1Department of Dermatology, University of Heidelberg, Heidelberg, and 2Current address: Artemed Fachklinik, Bad Oeynhausen, Germany

ABSTRACT

Only limited data on laboratory parameter dynamics and safety under prolonged biologic treatment in a “real-world” scenario are available for recommendations on screening and monitoring. This study is a retrospective analysis of routine parameter dynamics and laboratory adverse events (LAE) in psoriasis patients on long-term treatment (n = 199) with tumour necrosis factor (TNF)-α-antagonists (adalimumab, etanercept), and the interleukin (IL)12/23-antagonist ustekinumab. Overall, neutrophil (PMN) counts (–11%) and triglycerides (+9%) changed considerably. TNF-α-antagonists and ustekinumab differentially affected lymphocyte counts (+13% and ±0%, respectively). Dynamics were pronounced during the first 180 days of treatment. In 340 treatment-years, 15 Common Terminology Criteria for Adverse Events (CTCAE) III–IV° LAE were recorded (11 involved liver enzymes). They prompted alteration of the biologic regime in only 2 cases. Age, sex, previous systemic treatments, and psoriatic arthritis did not significantly predict LAE. Liver enzyme and triglyceride screening may be warranted in some instances. Our data suggest that unguided monitoring of other routine laboratory parameters is unnecessary under long-term biologic treatment.

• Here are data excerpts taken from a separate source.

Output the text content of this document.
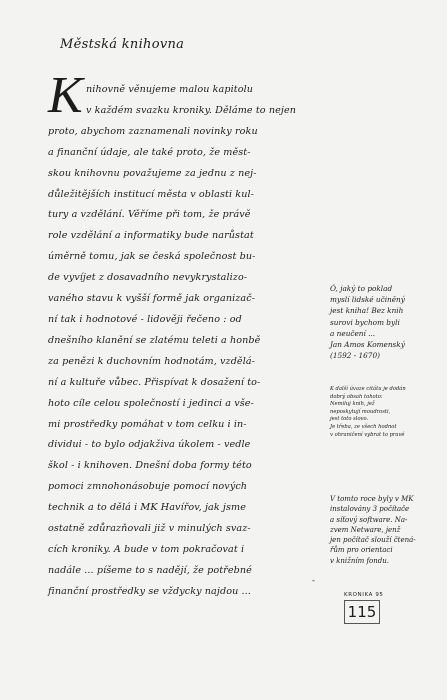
Městská knihovna
K nihovně věnujeme malou kapitolu
v každém svazku kroniky. Děláme to nejen
proto, abychom zaznamenali novinky roku
a finanční údaje, ale také proto, že měst-
skou knihovnu považujeme za jednu z nej-
důležitějších institucí města v oblasti kul-
tury a vzdělání. Věříme při tom, že právě
role vzdělání a informatiky bude narůstat
úměrně tomu, jak se česká společnost bu-
de vyvíjet z dosavadního nevykrystalizo-
vaného stavu k vyšší formě jak organizač-
ní tak i hodnotové - lidověji řečeno : od
dnešního klanění se zlatému teleti a honbě
za penězi k duchovním hodnotám, vzdělá-
ní a kultuře vůbec. Přispívat k dosažení to-
hoto cíle celou společností i jedinci a vše-
mi prostředky pomáhat v tom celku i in-
dividui - to bylo odjakživa úkolem - vedle
škol - i knihoven. Dnešní doba formy této
pomoci zmnohonásobuje pomocí nových
technik a to dělá i MK Havířov, jak jsme
ostatně zdůrazňovali již v minulých svaz-
cích kroniky. A bude v tom pokračovat i
nadále ... píšeme to s nadějí, že potřebné
finanční prostředky se vždycky najdou ...
Ó, jaký to poklad
myslí lidské učiněný
jest kniha! Bez knih
surovi bychom byli
a neučení ...
Jan Amos Komenský
(1592 - 1670)
K další úvaze citátu je dodán
dobrý obsah tohoto:
Nemiluj knih, jež
neposkytují moudrosti,
jest toto slovo.
Je třeba, ze všech hodnot
v ohraničení vybrat to pravé
V tomto roce byly v MK
instalovány 3 počítače
a síťový software. Na-
zvem Netware, jenž
jen počítač slouží čtená-
řům pro orientaci
v knižním fondu.
-
KRONIKA 95
115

Key words: psoriasis; biological products; adalimumab; etanercept; ustekinumab; neutrophils; lymphocytes; transaminases; triglycerides; blood cell count; clinical chemistry tests.

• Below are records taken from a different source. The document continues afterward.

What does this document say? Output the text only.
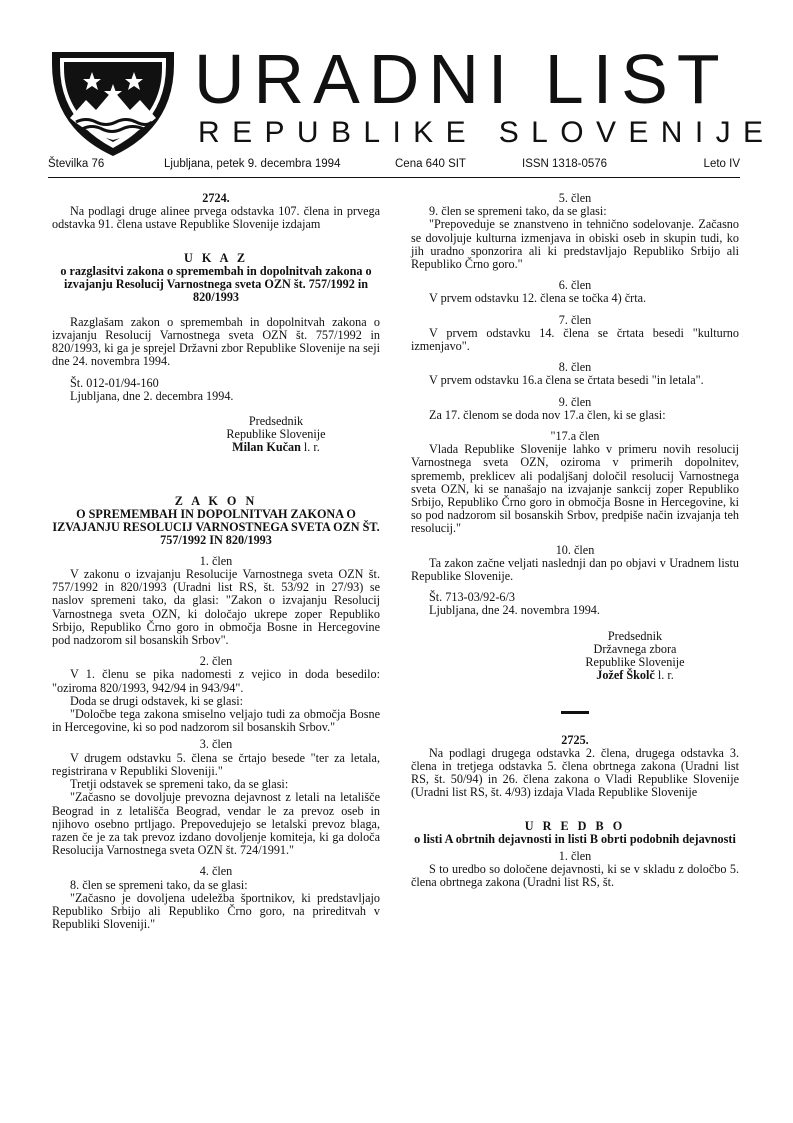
URADNI LIST
REPUBLIKE SLOVENIJE
Številka 76	Ljubljana, petek 9. decembra 1994	Cena 640 SIT	ISSN 1318-0576	Leto IV
2724.

Na podlagi druge alinee prvega odstavka 107. člena in prvega odstavka 91. člena ustave Republike Slovenije izdajam

U K A Z
o razglasitvi zakona o spremembah in dopolnitvah zakona o izvajanju Resolucij Varnostnega sveta OZN št. 757/1992 in 820/1993

Razglašam zakon o spremembah in dopolnitvah zakona o izvajanju Resolucij Varnostnega sveta OZN št. 757/1992 in 820/1993, ki ga je sprejel Državni zbor Republike Slovenije na seji dne 24. novembra 1994.

Št. 012-01/94-160

Ljubljana, dne 2. decembra 1994.

Predsednik
Republike Slovenije
Milan Kučan l. r.
Z A K O N
O SPREMEMBAH IN DOPOLNITVAH ZAKONA O IZVAJANJU RESOLUCIJ VARNOSTNEGA SVETA OZN ŠT. 757/1992 IN 820/1993
1. člen

V zakonu o izvajanju Resolucije Varnostnega sveta OZN št. 757/1992 in 820/1993 (Uradni list RS, št. 53/92 in 27/93) se naslov spremeni tako, da glasi: "Zakon o izvajanju Resolucij Varnostnega sveta OZN, ki določajo ukrepe zoper Republiko Srbijo, Republiko Črno goro in območja Bosne in Hercegovine pod nadzorom sil bosanskih Srbov".

2. člen

V 1. členu se pika nadomesti z vejico in doda besedilo: "oziroma 820/1993, 942/94 in 943/94".

Doda se drugi odstavek, ki se glasi:

"Določbe tega zakona smiselno veljajo tudi za območja Bosne in Hercegovine, ki so pod nadzorom sil bosanskih Srbov."

3. člen

V drugem odstavku 5. člena se črtajo besede "ter za letala, registrirana v Republiki Sloveniji."

Tretji odstavek se spremeni tako, da se glasi:

"Začasno se dovoljuje prevozna dejavnost z letali na letališče Beograd in z letališča Beograd, vendar le za prevoz oseb in njihovo osebno prtljago. Prepovedujejo se letalski prevoz blaga, razen če je za tak prevoz izdano dovoljenje komiteja, ki ga določa Resolucija Varnostnega sveta OZN št. 724/1991."

4. člen

8. člen se spremeni tako, da se glasi:

"Začasno je dovoljena udeležba športnikov, ki predstavljajo Republiko Srbijo ali Republiko Črno goro, na prireditvah v Republiki Sloveniji."

5. člen

9. člen se spremeni tako, da se glasi:

"Prepoveduje se znanstveno in tehnično sodelovanje. Začasno se dovoljuje kulturna izmenjava in obiski oseb in skupin tudi, ko jih uradno sponzorira ali ki predstavljajo Republiko Srbijo ali Republiko Črno goro."

6. člen

V prvem odstavku 12. člena se točka 4) črta.

7. člen

V prvem odstavku 14. člena se črtata besedi "kulturno izmenjavo".

8. člen

V prvem odstavku 16.a člena se črtata besedi "in letala".

9. člen

Za 17. členom se doda nov 17.a člen, ki se glasi:

"17.a člen

Vlada Republike Slovenije lahko v primeru novih resolucij Varnostnega sveta OZN, oziroma v primerih dopolnitev, sprememb, preklicev ali podaljšanj določil resolucij Varnostnega sveta OZN, ki se nanašajo na izvajanje sankcij zoper Republiko Srbijo, Republiko Črno goro in območja Bosne in Hercegovine, ki so pod nadzorom sil bosanskih Srbov, predpiše način izvajanja teh resolucij."

10. člen

Ta zakon začne veljati naslednji dan po objavi v Uradnem listu Republike Slovenije.

Št. 713-03/92-6/3

Ljubljana, dne 24. novembra 1994.

Predsednik
Državnega zbora
Republike Slovenije
Jožef Školč l. r.
2725.

Na podlagi drugega odstavka 2. člena, drugega odstavka 3. člena in tretjega odstavka 5. člena obrtnega zakona (Uradni list RS, št. 50/94) in 26. člena zakona o Vladi Republike Slovenije (Uradni list RS, št. 4/93) izdaja Vlada Republike Slovenije

U R E D B O
o listi A obrtnih dejavnosti in listi B obrti podobnih dejavnosti
1. člen

S to uredbo so določene dejavnosti, ki se v skladu z določbo 5. člena obrtnega zakona (Uradni list RS, št.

Accepted Feb 20, 2017: Epub ahead of print Feb 22, 2017

Acta Derm Venereol 2017; 97: xx–xx.

Corr: Jochen Hoffmann, Department of Dermatology, University of Heidelberg, INF 440, DE-69120 Heidelberg, Germany. E-mail: jochen.hoffmann@med.uni-heidelberg.de

INTRODUCTION

Recommendations of international dermatological societies on routine laboratory parameter monitoring under biologic treatment include complete blood count (CBC) and a comprehensive metabolic panel (1–3). These recommendations are based on a limited number of studies. In particular “real-world” data are sparse. A recent review (4) identified only one study providing data on routine laboratory parameter dynamics under long-term treatment with adalimumab and etanercept (5). Long-term treatment of psoriasis patients with the tumour necrosis factor α (TNF-α) antagonists adalimumab and etanercept, and the IL12/23 antagonist ustekinumab is, however, becoming increasingly common in everyday dermatological practice. A detailed description of routine parameter dynamics under long-term adalimumab and etanercept treatment and data on routine laboratory parameter dynamics under long-term ustekinumab treatment under “real-world” conditions are therefore desirable to further optimize and harmonize recommendations on monitoring under biologic treatment.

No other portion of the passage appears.